Until now there were four known ways that neurons could “talk” to each other in the brain: via synaptic transmission, diffusion, axonal transmission and what are known as “gap junctions” between the neurons. Yet when many neurons fire together they generate weak electric fields that can be recorded with the electroencephalogram (EEG) or within neural tissue such as field potentials. These fields were thought to be too small to contribute to neural activity. However, our recent experiments have shown that these electric fields can excite cells which in turn produce electric fields of their own thereby generating a self-propagating wave of activity. Although waves have been observed before, these experiments are showing that these waves can be self-sustained and propagate on their own without synaptic transmission. The function and role of this self-propagation in physiological and pathophysiological neural activity is still a mystery. However, brain waves such as theta waves or sharp-wave ripples are thought to be involved in memory encoding and consolidation. Information is encoded into a neural circuit by a phenomenon called long-term potentiation, which involves simultaneous firing of both pre- and post-synaptic elements. To trim synaptic weights without encoding new information, a mechanism that does not potentiate synapses is required. Waves propagating by ephaptic coupling could regulate synaptic weight during sleep without the need for presynaptic stimulation, since it would not interfere with the synaptic weights already set in the neuronal dendrites.

References

Anastassiou CA et al. (2011). Ephaptic coupling of cortical neurons. Nature Neuroscience 14(2), 217–223.

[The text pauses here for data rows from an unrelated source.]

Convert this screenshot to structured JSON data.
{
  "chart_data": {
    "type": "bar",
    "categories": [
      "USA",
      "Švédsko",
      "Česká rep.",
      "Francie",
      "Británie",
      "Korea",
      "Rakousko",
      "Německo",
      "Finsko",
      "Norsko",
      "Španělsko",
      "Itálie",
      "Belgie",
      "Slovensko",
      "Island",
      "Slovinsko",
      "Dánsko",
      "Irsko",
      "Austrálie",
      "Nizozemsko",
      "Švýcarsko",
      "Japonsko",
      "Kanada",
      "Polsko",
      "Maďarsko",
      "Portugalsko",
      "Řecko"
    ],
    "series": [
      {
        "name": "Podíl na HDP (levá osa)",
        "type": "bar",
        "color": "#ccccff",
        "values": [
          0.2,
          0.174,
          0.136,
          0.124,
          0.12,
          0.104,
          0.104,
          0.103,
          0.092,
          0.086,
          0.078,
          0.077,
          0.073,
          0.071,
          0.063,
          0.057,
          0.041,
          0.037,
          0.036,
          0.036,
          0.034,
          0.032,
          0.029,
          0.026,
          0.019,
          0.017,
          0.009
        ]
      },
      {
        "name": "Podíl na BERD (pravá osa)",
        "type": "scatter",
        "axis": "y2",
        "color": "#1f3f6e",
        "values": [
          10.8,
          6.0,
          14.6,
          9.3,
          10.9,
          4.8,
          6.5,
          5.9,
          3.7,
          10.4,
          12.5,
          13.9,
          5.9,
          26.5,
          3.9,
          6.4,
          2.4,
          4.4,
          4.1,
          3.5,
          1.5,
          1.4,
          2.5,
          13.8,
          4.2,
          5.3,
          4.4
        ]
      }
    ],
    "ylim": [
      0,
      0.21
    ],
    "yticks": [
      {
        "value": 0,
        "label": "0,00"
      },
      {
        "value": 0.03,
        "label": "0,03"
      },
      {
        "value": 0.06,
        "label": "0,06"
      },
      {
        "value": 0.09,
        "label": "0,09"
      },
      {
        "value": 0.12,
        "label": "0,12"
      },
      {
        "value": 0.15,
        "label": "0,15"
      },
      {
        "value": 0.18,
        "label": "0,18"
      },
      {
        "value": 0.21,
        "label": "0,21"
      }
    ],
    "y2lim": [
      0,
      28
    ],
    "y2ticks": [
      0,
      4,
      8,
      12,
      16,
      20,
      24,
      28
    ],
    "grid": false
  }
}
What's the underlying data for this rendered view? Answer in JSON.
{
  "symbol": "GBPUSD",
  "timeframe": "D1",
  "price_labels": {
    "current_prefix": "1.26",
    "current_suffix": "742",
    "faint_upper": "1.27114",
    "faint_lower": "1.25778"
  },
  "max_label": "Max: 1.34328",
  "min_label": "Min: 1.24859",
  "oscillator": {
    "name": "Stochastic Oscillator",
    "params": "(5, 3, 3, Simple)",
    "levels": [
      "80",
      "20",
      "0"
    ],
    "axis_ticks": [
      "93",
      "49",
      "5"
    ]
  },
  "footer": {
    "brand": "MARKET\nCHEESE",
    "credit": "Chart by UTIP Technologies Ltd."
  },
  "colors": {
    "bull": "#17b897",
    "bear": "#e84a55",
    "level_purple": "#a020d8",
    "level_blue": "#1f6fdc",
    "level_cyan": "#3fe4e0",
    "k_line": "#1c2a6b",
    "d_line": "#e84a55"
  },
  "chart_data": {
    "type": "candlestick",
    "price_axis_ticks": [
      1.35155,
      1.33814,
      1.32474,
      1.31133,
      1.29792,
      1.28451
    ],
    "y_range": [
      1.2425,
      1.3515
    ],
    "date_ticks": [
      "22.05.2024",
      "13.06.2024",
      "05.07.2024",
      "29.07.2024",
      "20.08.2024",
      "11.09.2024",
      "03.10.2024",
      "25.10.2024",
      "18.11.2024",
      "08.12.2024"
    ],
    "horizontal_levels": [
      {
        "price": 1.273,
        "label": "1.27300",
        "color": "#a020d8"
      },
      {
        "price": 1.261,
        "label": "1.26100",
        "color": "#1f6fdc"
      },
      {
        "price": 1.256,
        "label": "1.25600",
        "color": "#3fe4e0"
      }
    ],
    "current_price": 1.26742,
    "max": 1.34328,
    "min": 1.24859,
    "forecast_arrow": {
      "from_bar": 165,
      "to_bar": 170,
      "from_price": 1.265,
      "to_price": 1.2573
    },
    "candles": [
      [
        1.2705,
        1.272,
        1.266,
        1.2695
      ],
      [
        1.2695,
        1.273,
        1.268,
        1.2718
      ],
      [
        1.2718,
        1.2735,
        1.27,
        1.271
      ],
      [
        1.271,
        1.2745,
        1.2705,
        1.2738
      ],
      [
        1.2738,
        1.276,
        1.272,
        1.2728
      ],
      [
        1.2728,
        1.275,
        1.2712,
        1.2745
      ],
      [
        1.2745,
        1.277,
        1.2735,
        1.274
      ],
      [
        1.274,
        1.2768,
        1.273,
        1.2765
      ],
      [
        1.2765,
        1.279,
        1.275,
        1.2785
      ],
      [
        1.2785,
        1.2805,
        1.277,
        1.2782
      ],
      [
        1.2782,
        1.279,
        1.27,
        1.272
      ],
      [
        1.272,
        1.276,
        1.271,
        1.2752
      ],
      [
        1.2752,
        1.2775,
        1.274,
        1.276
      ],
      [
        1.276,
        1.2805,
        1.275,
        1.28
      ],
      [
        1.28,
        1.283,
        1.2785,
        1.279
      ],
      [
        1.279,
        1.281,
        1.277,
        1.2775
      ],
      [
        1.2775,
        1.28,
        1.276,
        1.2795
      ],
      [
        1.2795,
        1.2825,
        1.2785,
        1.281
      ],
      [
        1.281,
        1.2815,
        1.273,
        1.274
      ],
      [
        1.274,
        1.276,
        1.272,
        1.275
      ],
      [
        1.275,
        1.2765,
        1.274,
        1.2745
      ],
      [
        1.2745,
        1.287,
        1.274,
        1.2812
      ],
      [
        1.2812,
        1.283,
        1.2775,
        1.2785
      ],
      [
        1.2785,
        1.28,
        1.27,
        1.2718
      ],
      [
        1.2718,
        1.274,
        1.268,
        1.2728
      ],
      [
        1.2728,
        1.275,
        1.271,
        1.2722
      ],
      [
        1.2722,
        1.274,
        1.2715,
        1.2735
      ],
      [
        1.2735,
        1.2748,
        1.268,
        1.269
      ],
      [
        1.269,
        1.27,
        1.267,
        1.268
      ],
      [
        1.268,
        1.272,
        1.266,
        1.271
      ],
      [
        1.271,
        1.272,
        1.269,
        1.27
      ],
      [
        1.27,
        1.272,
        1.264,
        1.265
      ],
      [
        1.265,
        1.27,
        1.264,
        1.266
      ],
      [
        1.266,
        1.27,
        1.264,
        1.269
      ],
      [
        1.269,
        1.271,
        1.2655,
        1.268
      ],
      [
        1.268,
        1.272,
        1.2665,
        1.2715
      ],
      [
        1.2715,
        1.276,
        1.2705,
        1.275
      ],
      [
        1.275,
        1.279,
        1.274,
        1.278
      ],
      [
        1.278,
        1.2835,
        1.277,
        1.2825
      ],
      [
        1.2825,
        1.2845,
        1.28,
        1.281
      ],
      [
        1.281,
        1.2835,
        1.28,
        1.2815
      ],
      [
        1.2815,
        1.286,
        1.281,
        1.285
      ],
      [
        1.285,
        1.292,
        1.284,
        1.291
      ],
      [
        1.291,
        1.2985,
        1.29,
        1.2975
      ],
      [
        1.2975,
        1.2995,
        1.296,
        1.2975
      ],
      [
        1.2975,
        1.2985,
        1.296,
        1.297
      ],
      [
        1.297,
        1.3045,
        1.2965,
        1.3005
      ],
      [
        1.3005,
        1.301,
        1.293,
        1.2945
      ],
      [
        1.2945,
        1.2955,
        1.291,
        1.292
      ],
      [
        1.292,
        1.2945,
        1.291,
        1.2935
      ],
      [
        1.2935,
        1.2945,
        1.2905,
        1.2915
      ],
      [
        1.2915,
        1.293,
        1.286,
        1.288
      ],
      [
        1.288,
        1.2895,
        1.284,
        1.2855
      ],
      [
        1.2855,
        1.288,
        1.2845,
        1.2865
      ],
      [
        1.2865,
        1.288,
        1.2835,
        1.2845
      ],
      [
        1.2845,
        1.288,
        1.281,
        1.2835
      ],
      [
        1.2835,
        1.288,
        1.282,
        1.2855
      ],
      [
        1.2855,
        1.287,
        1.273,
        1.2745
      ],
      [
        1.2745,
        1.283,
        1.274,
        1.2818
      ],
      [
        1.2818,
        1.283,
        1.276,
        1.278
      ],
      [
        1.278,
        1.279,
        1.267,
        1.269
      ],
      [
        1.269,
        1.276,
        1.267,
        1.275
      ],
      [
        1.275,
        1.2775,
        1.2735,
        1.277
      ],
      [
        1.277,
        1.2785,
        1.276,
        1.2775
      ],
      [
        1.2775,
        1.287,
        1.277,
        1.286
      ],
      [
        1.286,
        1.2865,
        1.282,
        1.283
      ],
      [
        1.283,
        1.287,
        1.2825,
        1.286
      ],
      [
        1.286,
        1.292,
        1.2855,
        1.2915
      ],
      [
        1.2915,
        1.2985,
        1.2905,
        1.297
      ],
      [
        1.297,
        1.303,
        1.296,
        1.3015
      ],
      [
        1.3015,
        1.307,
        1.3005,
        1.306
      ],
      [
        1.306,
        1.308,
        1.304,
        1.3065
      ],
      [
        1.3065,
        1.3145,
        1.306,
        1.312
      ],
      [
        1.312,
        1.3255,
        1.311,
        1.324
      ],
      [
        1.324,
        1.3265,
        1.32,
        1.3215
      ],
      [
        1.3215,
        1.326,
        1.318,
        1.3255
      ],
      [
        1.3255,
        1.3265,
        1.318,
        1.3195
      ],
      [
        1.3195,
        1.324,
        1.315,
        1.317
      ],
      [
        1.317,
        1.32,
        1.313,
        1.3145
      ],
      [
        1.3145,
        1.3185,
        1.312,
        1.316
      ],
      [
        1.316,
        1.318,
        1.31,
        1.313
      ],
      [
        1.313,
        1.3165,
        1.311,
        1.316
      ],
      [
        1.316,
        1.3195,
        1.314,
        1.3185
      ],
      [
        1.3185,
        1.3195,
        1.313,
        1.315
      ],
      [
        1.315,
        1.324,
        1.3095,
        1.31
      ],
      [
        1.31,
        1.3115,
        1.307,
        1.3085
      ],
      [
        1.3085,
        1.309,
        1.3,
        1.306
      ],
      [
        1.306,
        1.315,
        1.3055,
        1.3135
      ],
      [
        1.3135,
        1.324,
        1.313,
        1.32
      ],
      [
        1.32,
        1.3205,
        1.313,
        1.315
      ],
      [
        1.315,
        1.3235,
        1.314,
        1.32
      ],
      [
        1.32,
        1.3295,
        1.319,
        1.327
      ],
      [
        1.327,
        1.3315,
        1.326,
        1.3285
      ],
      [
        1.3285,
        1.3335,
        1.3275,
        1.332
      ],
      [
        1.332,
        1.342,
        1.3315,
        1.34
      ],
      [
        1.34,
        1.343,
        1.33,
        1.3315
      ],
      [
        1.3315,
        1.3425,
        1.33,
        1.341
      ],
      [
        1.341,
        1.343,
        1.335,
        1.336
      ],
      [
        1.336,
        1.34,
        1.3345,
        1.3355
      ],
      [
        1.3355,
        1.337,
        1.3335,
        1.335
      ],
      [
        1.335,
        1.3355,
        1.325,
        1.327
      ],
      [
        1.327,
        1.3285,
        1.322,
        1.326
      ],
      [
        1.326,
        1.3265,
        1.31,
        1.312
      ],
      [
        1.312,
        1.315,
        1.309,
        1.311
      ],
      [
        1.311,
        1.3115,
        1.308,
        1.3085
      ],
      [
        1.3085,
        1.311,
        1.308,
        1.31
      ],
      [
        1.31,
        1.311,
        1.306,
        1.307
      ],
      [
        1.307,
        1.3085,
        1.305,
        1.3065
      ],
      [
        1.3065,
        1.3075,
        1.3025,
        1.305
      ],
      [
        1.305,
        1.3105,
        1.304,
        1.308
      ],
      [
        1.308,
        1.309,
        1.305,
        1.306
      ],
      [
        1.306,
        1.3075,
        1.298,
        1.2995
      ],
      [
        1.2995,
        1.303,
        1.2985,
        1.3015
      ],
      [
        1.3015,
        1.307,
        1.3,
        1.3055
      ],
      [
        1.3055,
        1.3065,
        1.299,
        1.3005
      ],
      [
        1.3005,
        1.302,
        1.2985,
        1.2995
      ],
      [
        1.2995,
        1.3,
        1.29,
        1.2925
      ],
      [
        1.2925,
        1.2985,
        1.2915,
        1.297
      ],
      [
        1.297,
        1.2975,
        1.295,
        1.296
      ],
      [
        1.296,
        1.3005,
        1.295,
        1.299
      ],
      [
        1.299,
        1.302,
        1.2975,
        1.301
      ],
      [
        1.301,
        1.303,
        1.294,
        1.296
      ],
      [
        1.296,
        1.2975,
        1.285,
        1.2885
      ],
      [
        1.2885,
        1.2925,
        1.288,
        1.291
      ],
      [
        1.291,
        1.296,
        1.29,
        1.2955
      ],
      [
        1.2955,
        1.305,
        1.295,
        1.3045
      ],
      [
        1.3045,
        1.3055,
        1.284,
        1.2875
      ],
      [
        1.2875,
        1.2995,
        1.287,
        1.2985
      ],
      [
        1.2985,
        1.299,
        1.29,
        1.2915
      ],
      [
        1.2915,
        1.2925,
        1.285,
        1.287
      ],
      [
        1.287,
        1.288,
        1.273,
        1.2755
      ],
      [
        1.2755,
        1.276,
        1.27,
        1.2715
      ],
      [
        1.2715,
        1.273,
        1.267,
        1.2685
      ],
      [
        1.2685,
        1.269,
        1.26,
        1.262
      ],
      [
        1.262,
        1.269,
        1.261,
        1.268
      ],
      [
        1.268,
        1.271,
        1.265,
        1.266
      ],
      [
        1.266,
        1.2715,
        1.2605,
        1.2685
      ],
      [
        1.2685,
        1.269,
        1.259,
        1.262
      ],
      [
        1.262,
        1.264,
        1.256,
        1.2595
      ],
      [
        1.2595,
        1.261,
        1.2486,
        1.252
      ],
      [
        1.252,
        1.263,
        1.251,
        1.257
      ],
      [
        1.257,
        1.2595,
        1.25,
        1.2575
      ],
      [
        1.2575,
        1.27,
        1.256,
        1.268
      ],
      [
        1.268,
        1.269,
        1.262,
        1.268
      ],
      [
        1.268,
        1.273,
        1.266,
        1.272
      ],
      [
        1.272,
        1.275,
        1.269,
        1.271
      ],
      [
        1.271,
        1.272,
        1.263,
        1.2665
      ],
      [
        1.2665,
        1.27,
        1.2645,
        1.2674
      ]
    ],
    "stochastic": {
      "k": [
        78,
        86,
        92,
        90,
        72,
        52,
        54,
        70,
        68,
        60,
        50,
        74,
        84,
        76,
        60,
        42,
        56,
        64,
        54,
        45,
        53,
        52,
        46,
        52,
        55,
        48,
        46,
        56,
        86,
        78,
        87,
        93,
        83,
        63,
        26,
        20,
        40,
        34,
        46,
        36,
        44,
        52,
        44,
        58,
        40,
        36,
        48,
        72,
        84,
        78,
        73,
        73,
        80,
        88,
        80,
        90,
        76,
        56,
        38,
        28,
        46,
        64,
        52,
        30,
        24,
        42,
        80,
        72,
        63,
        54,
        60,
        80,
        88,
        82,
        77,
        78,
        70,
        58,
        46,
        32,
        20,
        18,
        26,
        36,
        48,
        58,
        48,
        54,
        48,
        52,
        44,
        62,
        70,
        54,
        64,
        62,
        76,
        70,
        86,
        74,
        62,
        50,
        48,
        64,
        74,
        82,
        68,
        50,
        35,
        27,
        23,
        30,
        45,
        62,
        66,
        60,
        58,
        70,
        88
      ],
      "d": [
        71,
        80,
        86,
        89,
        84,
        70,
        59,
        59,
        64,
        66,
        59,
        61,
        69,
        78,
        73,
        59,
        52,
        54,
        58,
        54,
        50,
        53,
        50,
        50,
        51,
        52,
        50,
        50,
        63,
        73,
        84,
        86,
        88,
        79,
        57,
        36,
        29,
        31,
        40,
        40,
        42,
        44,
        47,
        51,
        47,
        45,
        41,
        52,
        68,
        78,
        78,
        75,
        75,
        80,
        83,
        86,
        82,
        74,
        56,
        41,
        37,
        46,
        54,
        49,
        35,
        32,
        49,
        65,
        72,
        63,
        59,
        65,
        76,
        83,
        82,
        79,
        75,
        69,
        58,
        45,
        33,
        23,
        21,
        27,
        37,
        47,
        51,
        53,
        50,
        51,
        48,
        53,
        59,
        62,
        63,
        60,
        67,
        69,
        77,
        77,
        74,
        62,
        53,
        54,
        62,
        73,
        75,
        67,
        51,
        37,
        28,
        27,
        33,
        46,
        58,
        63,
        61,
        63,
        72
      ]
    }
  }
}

Chiang CC et al. (2018). Slow moving neural source in the epileptic hippocampus can mimic progression of human seizures. Scientific Reports 8(1), 1564.

Chiang CC et al. (2019). Slow periodic activity in the longitudinal hippocampal slice can self-propagate non-synaptically by a mechanism consistent with ephaptic coupling. Journal of Physiology 597(1), 249–269.

Qiu C et al. (2015). Can neural activity propagate by endogenous electrical field? The Journal of Neuroscience 35(48), 15800–15811.

Sanchez-Vives MV, McCormick DA (2000). Cellular and network mechanisms of rhythmic recurrent activity in neocortex. Nature Neuroscience 3(10), 1027–1034.

Shivacharan RS et al. (2019). Self-propagating, non-synaptic epileptiform activity recruits neurons by endogenous electric fields. Experimental Neurology 317, 119–128.

Zhang M et al. (2014). Propagation of epileptiform activity can be independent of synaptic transmission, gap junctions, or diffusion and is consistent with electrical field transmission. The Journal of Neuroscience, 34(4), 1409–1419.